Le multilinguisme au cœur des procédures

Le régime linguistique de la Cour de justice de l’Union européenne est conçu pour permettre à tous les citoyens de l’UE d’accéder à la justice dans leur langue. Aussi cet accès est-il multilingue. La Cour est en effet tenue de maîtriser toutes les langues officielles de l’Union dans le cadre de sa mission. Elle pratique un multilinguisme rationalisé dans le cadre du déroulement de la procédure, puis assure la diffusion de la jurisprudence dans toutes les langues officielles de l’Union.

Le régime multilingue de la Cour se fonde sur la détermination d’une langue de procédure pour chaque affaire. Dans tout type de procédure (procédure préjudicielle, recours direct, pourvoi), c’est la langue dans laquelle est rédigé l’acte introductif d’instance (acte qui commence la procédure : demande de décision préjudicielle, requête, pourvoi) qui détermine la langue de procédure de l’affaire. Seule exception : la procédure d’avis, car toutes les langues officielles sont langues de procédure.

Chacune des langues officielles de l’Union européenne peut donc être langue de procédure. Dans la procédure préjudicielle, par exemple, l'acte introductif d’instance (ou son résumé) est traduit dans toutes les langues officielles. Ensuite, le multilinguisme est décliné tout au long de la procédure (phase écrite puis phase orale) non pas de manière intégrale (sauf dans les procédures d’avis), mais en fonction de la langue de procédure, de la qualité et de la maîtrise linguistique des intervenants à la procédure ainsi que des membres de la formation de jugement (subdivision d'une juridiction composant la Cour de justice de l'Union européenne, lorsqu'elle statue sur une affaire dont elle est saisie).

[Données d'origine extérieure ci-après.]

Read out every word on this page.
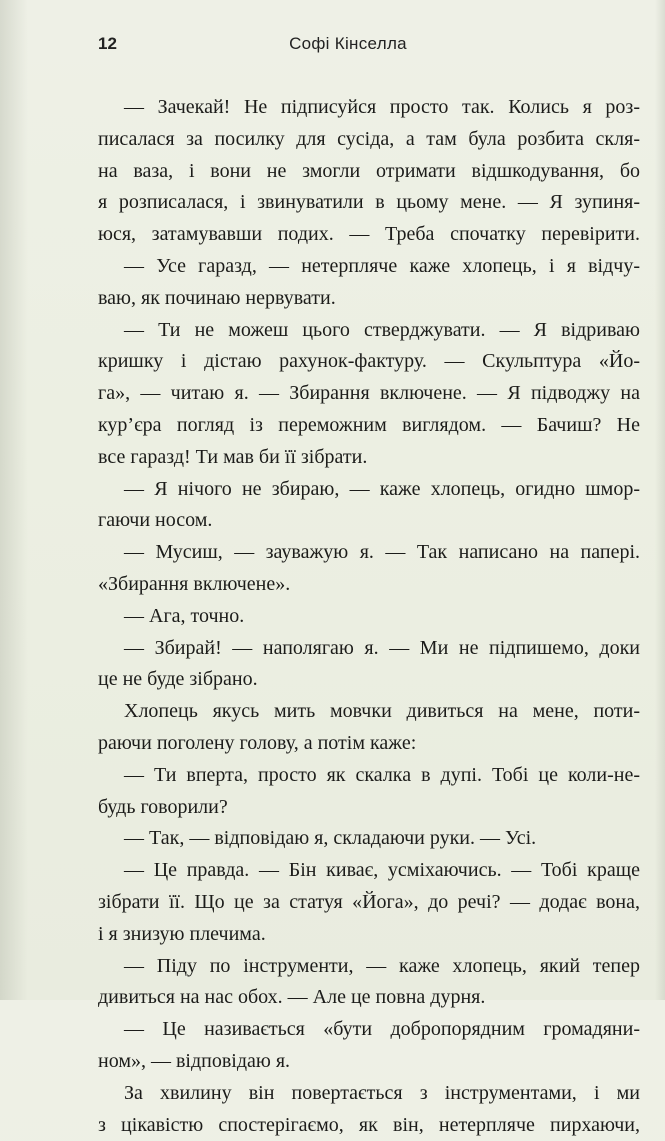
12	Софі Кінселла
— Зачекай! Не підписуйся просто так. Колись я роз-
писалася за посилку для сусіда, а там була розбита скля-
на ваза, і вони не змогли отримати відшкодування, бо
я розписалася, і звинуватили в цьому мене. — Я зупиня-
юся, затамувавши подих. — Треба спочатку перевірити.
— Усе гаразд, — нетерпляче каже хлопець, і я відчу-
ваю, як починаю нервувати.
— Ти не можеш цього стверджувати. — Я відриваю
кришку і дістаю рахунок-фактуру. — Скульптура «Йо-
га», — читаю я. — Збирання включене. — Я підводжу на
кур’єра погляд із переможним виглядом. — Бачиш? Не
все гаразд! Ти мав би її зібрати.
— Я нічого не збираю, — каже хлопець, огидно шмор-
гаючи носом.
— Мусиш, — зауважую я. — Так написано на папері.
«Збирання включене».
— Ага, точно.
— Збирай! — наполягаю я. — Ми не підпишемо, доки
це не буде зібрано.
Хлопець якусь мить мовчки дивиться на мене, поти-
раючи поголену голову, а потім каже:
— Ти вперта, просто як скалка в дупі. Тобі це коли-не-
будь говорили?
— Так, — відповідаю я, складаючи руки. — Усі.
— Це правда. — Бін киває, усміхаючись. — Тобі краще
зібрати її. Що це за статуя «Йога», до речі? — додає вона,
і я знизую плечима.
— Піду по інструменти, — каже хлопець, який тепер
дивиться на нас обох. — Але це повна дурня.
— Це називається «бути добропорядним громадяни-
ном», — відповідаю я.
За хвилину він повертається з інструментами, і ми
з цікавістю спостерігаємо, як він, нетерпляче пирхаючи,
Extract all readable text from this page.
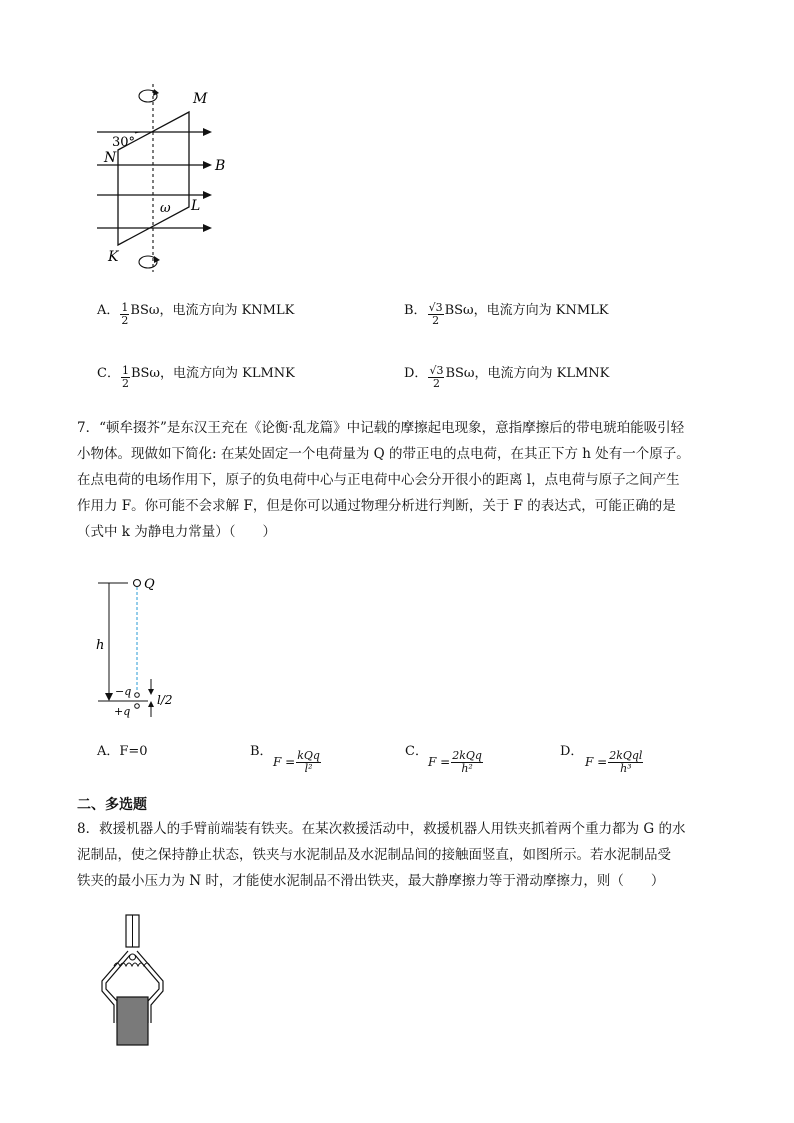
M
N
K
L
B
ω
30°
A． $\frac{1}{2}$ BSω，电流方向为 KNMLK	B． $\frac{√3}{2}$ BSω，电流方向为 KNMLK
C． $\frac{1}{2}$ BSω，电流方向为 KLMNK	D． $\frac{√3}{2}$ BSω，电流方向为 KLMNK
7．“顿牟掇芥”是东汉王充在《论衡·乱龙篇》中记载的摩擦起电现象，意指摩擦后的带电琥珀能吸引轻
小物体。现做如下简化: 在某处固定一个电荷量为 Q 的带正电的点电荷，在其正下方 h 处有一个原子。
在点电荷的电场作用下，原子的负电荷中心与正电荷中心会分开很小的距离 l，点电荷与原子之间产生
作用力 F。你可能不会求解 F，但是你可以通过物理分析进行判断，关于 F 的表达式，可能正确的是
（式中 k 为静电力常量）（　　）
Q
h
−q
+q
l/2
A．F=0	B．
$F = \frac{\text{kQq}}{\text{l²}}$	C．
$F = \frac{\text{2kQq}}{\text{h²}}$	D．
$F = \frac{\text{2kQql}}{\text{h³}}$
二、多选题
8．救援机器人的手臂前端装有铁夹。在某次救援活动中，救援机器人用铁夹抓着两个重力都为 G 的水
泥制品，使之保持静止状态，铁夹与水泥制品及水泥制品间的接触面竖直，如图所示。若水泥制品受
铁夹的最小压力为 N 时，才能使水泥制品不滑出铁夹，最大静摩擦力等于滑动摩擦力，则（　　）
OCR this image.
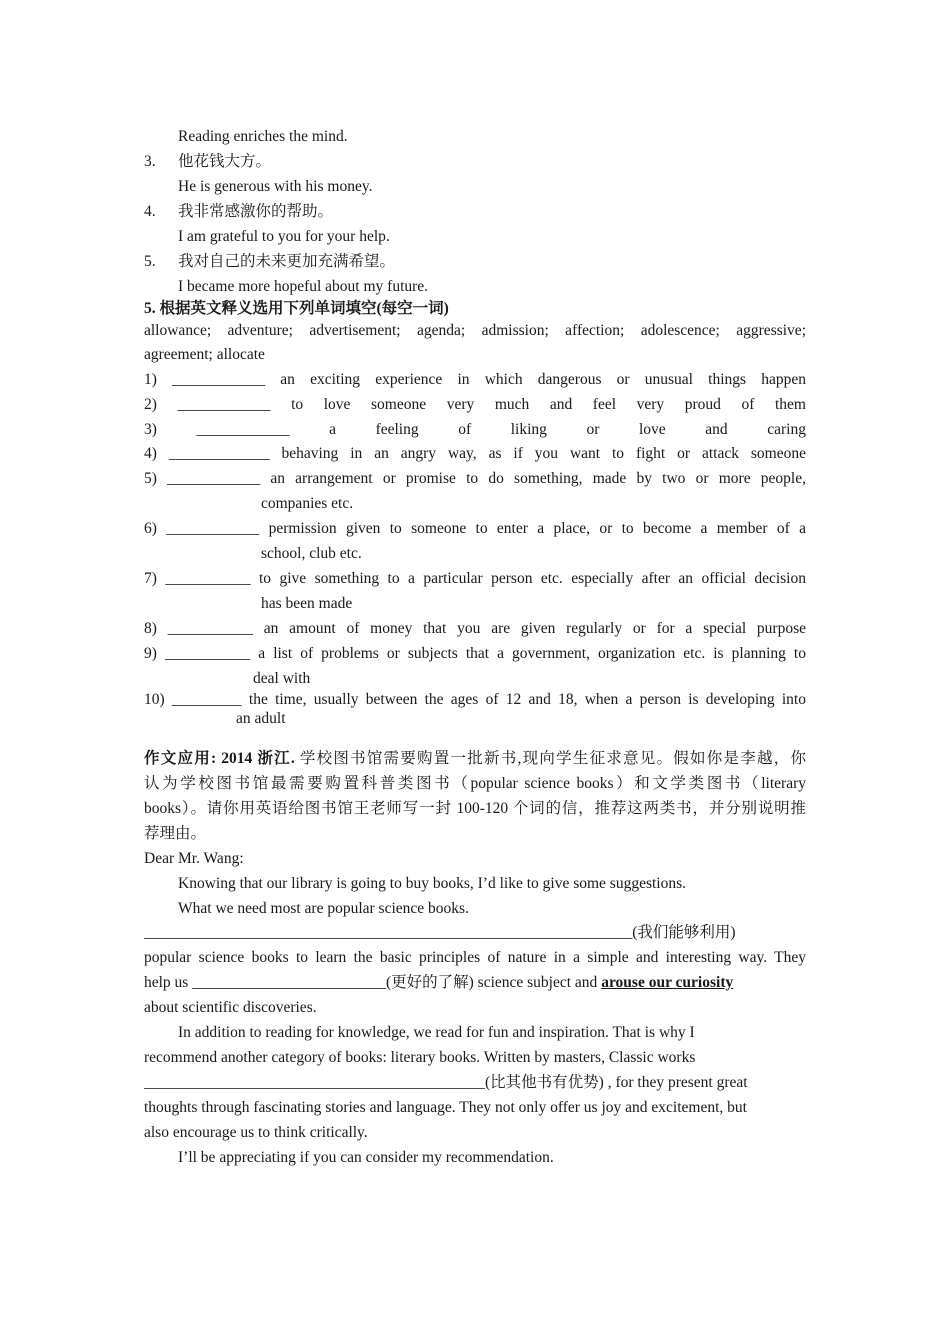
Reading enriches the mind.
3.	他花钱大方。
He is generous with his money.
4.	我非常感激你的帮助。
I am grateful to you for your help.
5.	我对自己的未来更加充满希望。
I became more hopeful about my future.
5. 根据英文释义选用下列单词填空(每空一词)
allowance; adventure; advertisement; agenda; admission; affection; adolescence; aggressive;
agreement; allocate
1) ____________ an exciting experience in which dangerous or unusual things happen
2) ____________ to love someone very much and feel very proud of them
3) ____________ a feeling of liking or love and caring
4) _____________ behaving in an angry way, as if you want to fight or attack someone
5) ____________ an arrangement or promise to do something, made by two or more people,
companies etc.
6) ____________ permission given to someone to enter a place, or to become a member of a
school, club etc.
7) ___________ to give something to a particular person etc. especially after an official decision
has been made
8) ___________ an amount of money that you are given regularly or for a special purpose
9) ___________ a list of problems or subjects that a government, organization etc. is planning to
deal with
10) _________ the time, usually between the ages of 12 and 18, when a person is developing into
an adult
作文应用: 2014 浙江. 学校图书馆需要购置一批新书,现向学生征求意见。假如你是李越，你
认为学校图书馆最需要购置科普类图书（popular science books）和文学类图书（literary
books）。请你用英语给图书馆王老师写一封 100-120 个词的信，推荐这两类书，并分别说明推
荐理由。
Dear Mr. Wang:
Knowing that our library is going to buy books, I’d like to give some suggestions.
What we need most are popular science books.
_______________________________________________________________(我们能够利用)
popular science books to learn the basic principles of nature in a simple and interesting way. They
help us _________________________(更好的了解) science subject and arouse our curiosity
about scientific discoveries.
In addition to reading for knowledge, we read for fun and inspiration. That is why I
recommend another category of books: literary books. Written by masters, Classic works
____________________________________________(比其他书有优势) , for they present great
thoughts through fascinating stories and language. They not only offer us joy and excitement, but
also encourage us to think critically.
I’ll be appreciating if you can consider my recommendation.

Lors de la phase écrite, les mémoires échangés sont en principe rédigés par leur auteur dans la langue de procédure. Les États membres interviennent dans leur langue officielle ou dans l’une de leurs langues officielles et leurs écrits sont alors traduits par les services de la Cour vers la langue de procédure. Dans tous les cas, les pièces de procédure sont traduites vers la langue des délibérés, aujourd’hui le français, afin de permettre à la formation de jugement d’en prendre connaissance.

Lors de la phase orale, c’est-à-dire au cours des audiences, le même principe vaut : la langue dans laquelle se déroule l’audience est la langue de procédure. L’audience réunit cependant des acteurs (parties, juges, avocat général, représentants des États membres, etc.) de langue maternelle différente. L’interprétation est de ce fait nécessaire. Elle est toujours assurée depuis et vers la langue de procédure, vers la langue du délibéré et vers la langue des États membres ayant annoncé leur participation à l’audience. Elle peut aussi être assurée depuis et vers la langue d’un ou plusieurs membres de la formation de jugement. La détermination des langues depuis et vers lesquelles l’interprétation est assurée lors de l’audience répond donc à des considérations très pratiques. Seule la procédure d’avis implique une interprétation à partir de et vers toutes les langues.

Un grand nombre d’affaires dont est saisie la Cour donne lieu à l’intervention d’un avocat général, qui présente des conclusions au bénéfice de la formation de jugement. Elles sont en pratique rédigées puis lues en audience publique dans l’une des six langues les plus largement couvertes par les services. Elles sont traduites vers toutes les langues officielles et publiées avec la décision au Recueil de la jurisprudence de la Cour.

La phase de délibéré se déroule en principe dans une seule langue, actuellement le français, après quoi la décision mettant fin à l’instance est signée dans la langue de procédure par la formation de jugement. Elle est traduite dans toutes les langues officielles dans le cadre de la diffusion multilingue de la jurisprudence.